Automated Skill Decomposition Meets Expert Ontologies: Bridging the Granularity Gap with LLMs
Le Ngoc Luyen, Marie-Hélène Abel
TL;DR
The paper tackles the granularity gap between broad skill labels in authoritative ontologies and the finer sub-skills needed for adaptive learning and workforce mapping. It proposes an ontology-grounded evaluation framework and introduces the ROME-ESCO-DecompSkill benchmark to assess LLM-based skill decomposition under zero-shot and leakage-safe few-shot prompting. Through semantic F1 and hierarchy-aware F1 metrics, the study shows zero-shot provides solid baselines while few-shot prompts improve phrasing stability and taxonomic placement, with exemplar choice influencing latency and coverage for different model sizes.

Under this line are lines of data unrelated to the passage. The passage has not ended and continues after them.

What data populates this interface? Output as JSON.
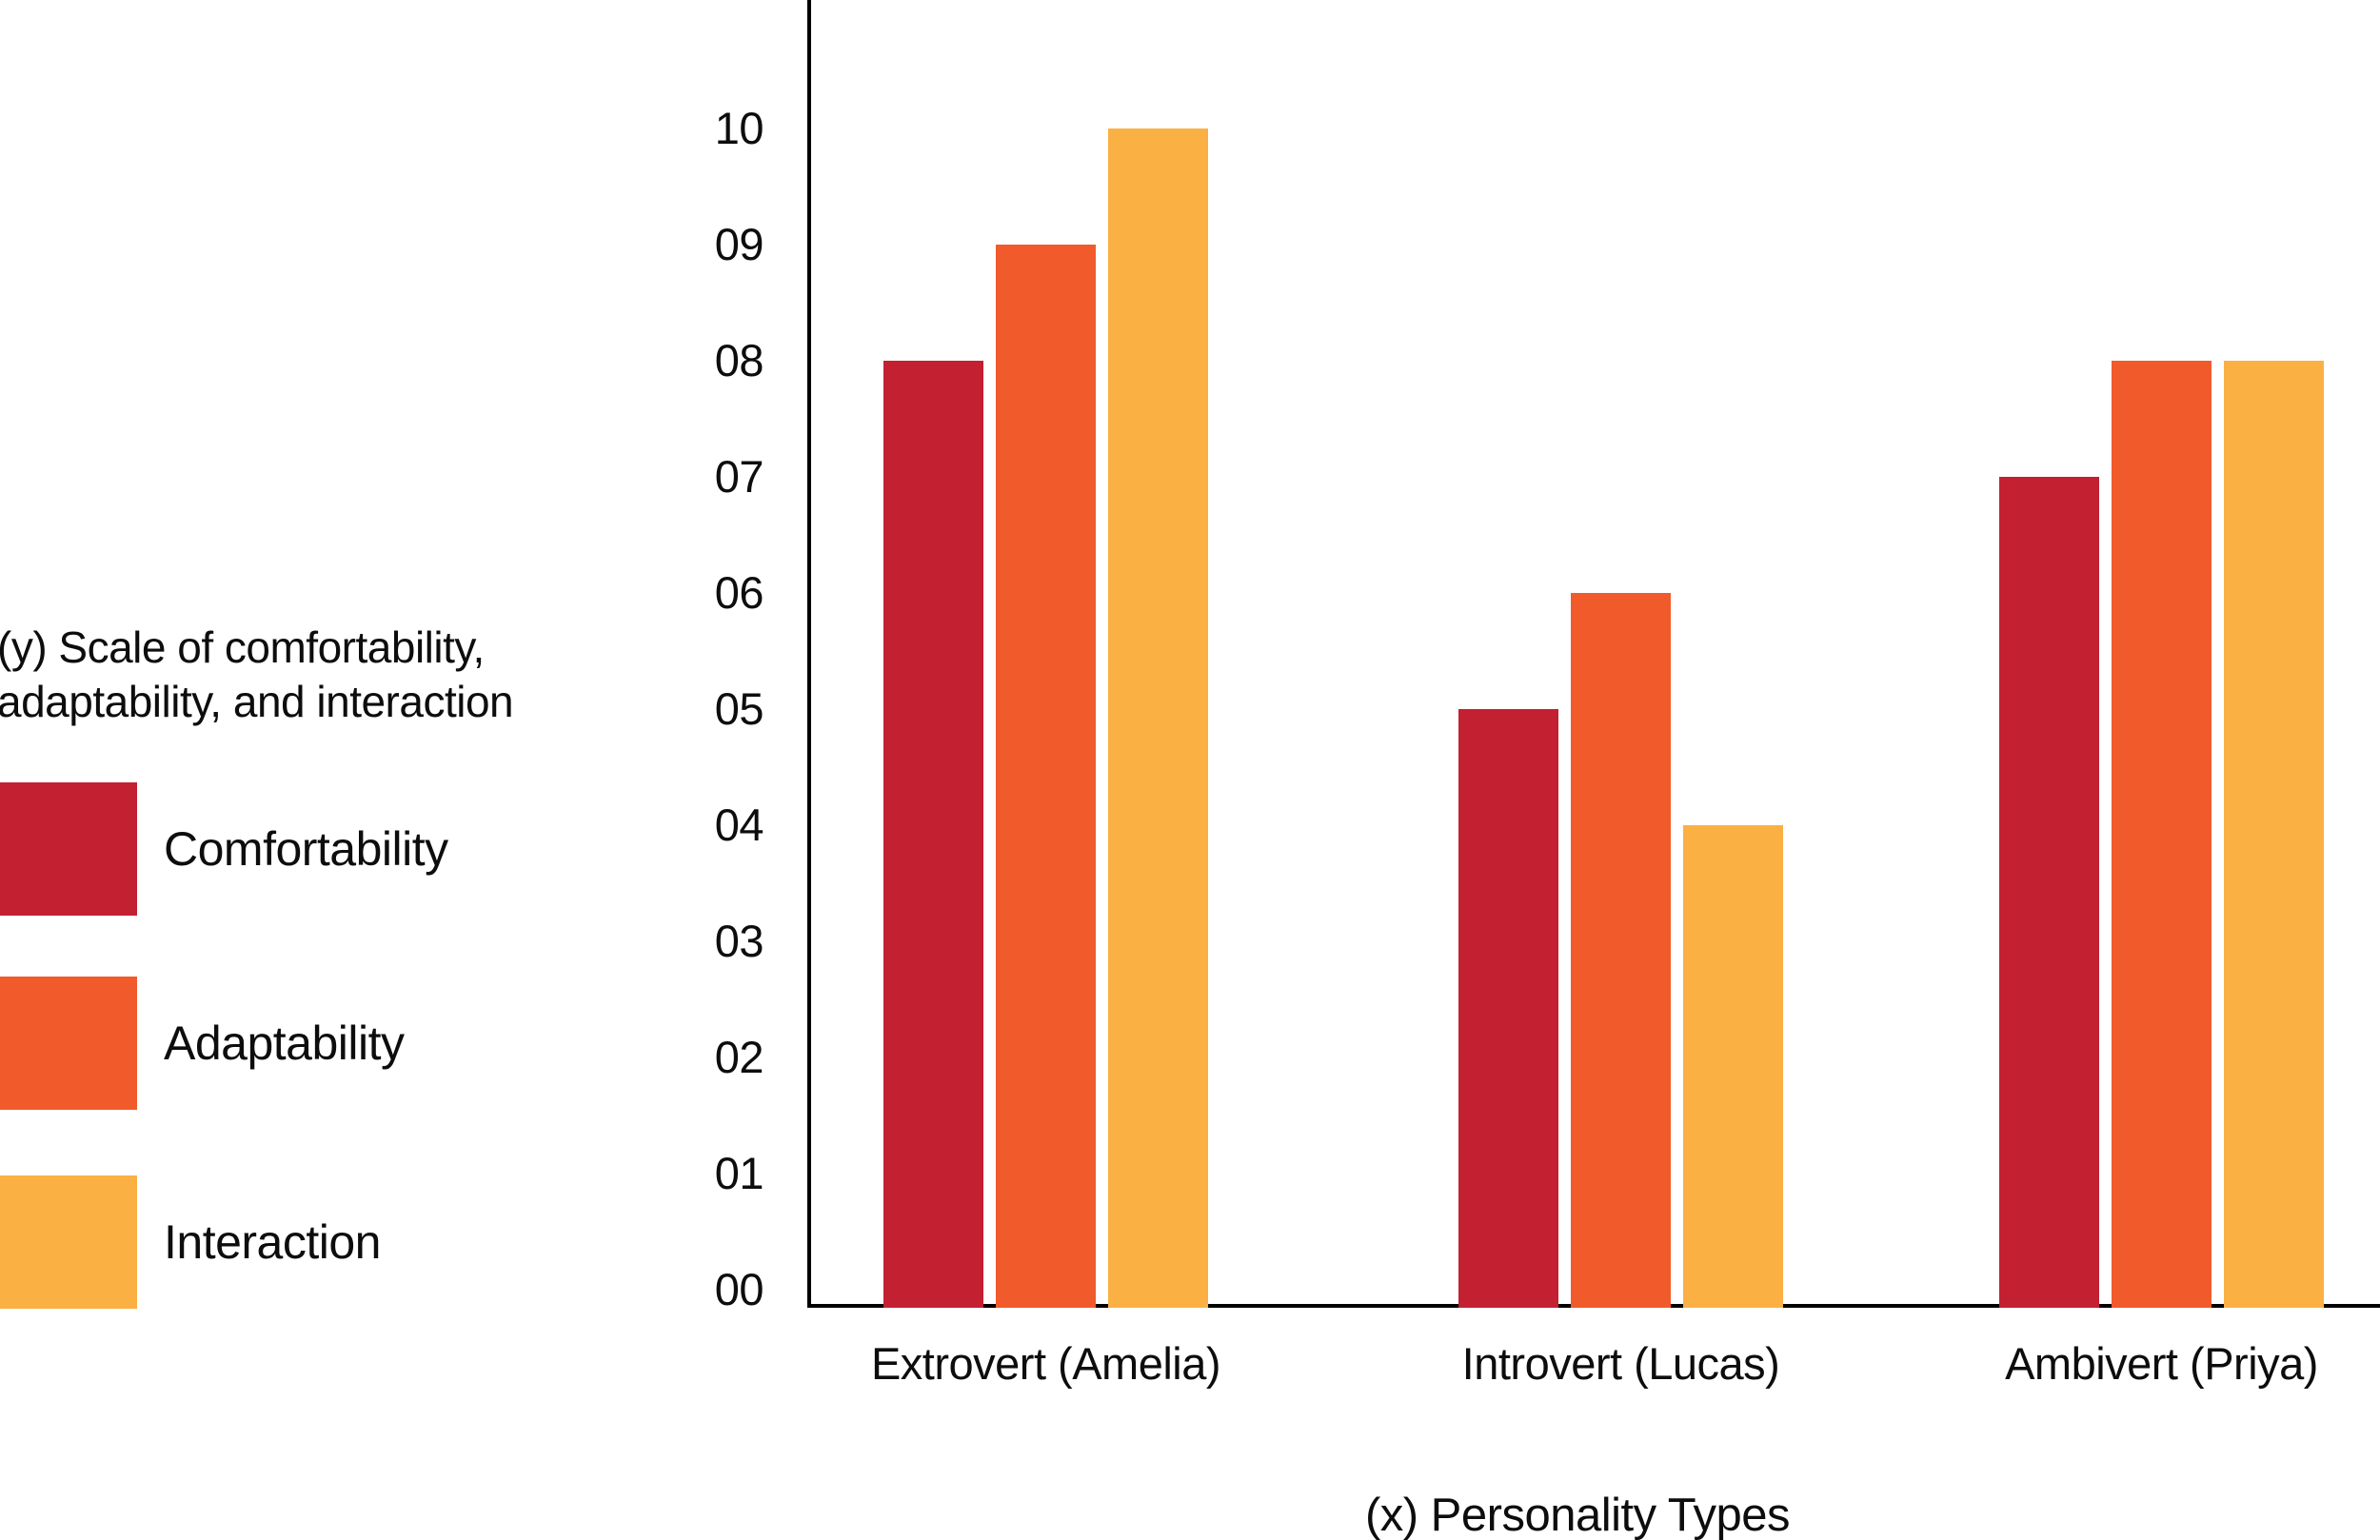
{
  "chart_data": {
    "type": "bar",
    "categories": [
      "Extrovert (Amelia)",
      "Introvert (Lucas)",
      "Ambivert (Priya)"
    ],
    "series": [
      {
        "name": "Comfortability",
        "color": "#C32032",
        "values": [
          8,
          5,
          7
        ]
      },
      {
        "name": "Adaptability",
        "color": "#F15A2B",
        "values": [
          9,
          6,
          8
        ]
      },
      {
        "name": "Interaction",
        "color": "#FBB044",
        "values": [
          10,
          4,
          8
        ]
      }
    ],
    "xlabel": "(x) Personality Types",
    "ylabel_line1": "(y) Scale of comfortability,",
    "ylabel_line2": "adaptability, and interaction",
    "y_ticks": [
      "00",
      "01",
      "02",
      "03",
      "04",
      "05",
      "06",
      "07",
      "08",
      "09",
      "10"
    ],
    "ylim": [
      0,
      10
    ],
    "grid": false,
    "legend_position": "left",
    "axis_color": "#000000",
    "text_color": "#0d0d0d",
    "background_color": "#ffffff"
  }
}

The findings offer a reproducible foundation for ontology-faithful skill decomposition with practical implications for curriculum design, personalized learning, and employment services, and point to future work in retrieval-augmented grounding and multilingual deployment.
Abstract
This paper investigates automated skill decomposition using Large Language Models (LLMs) and proposes a rigorous, ontology-grounded evaluation framework. Our framework standardizes the pipeline from prompting and generation to normalization and alignment with ontology nodes. To evaluate outputs, we introduce two metrics: a semantic F1-score that uses optimal embedding-based matching to assess content accuracy, and a hierarchy-aware F1-score that credits structurally correct placements to assess granularity. We conduct experiments on ROME-ESCO-DecompSkill, a curated subset of parents, comparing two prompting strategies: zero-shot and leakage-safe few-shot with exemplars. Across diverse LLMs, zero-shot offers a strong baseline, while few-shot consistently stabilizes phrasing and granularity and improves hierarchy-aware alignment. A latency analysis further shows that exemplar-guided prompts are competitive - and sometimes faster - than unguided zero-shot due to more schema-compliant completions. Together, the framework, benchmark, and metrics provide a reproducible foundation for developing ontology-faithful skill decomposition systems.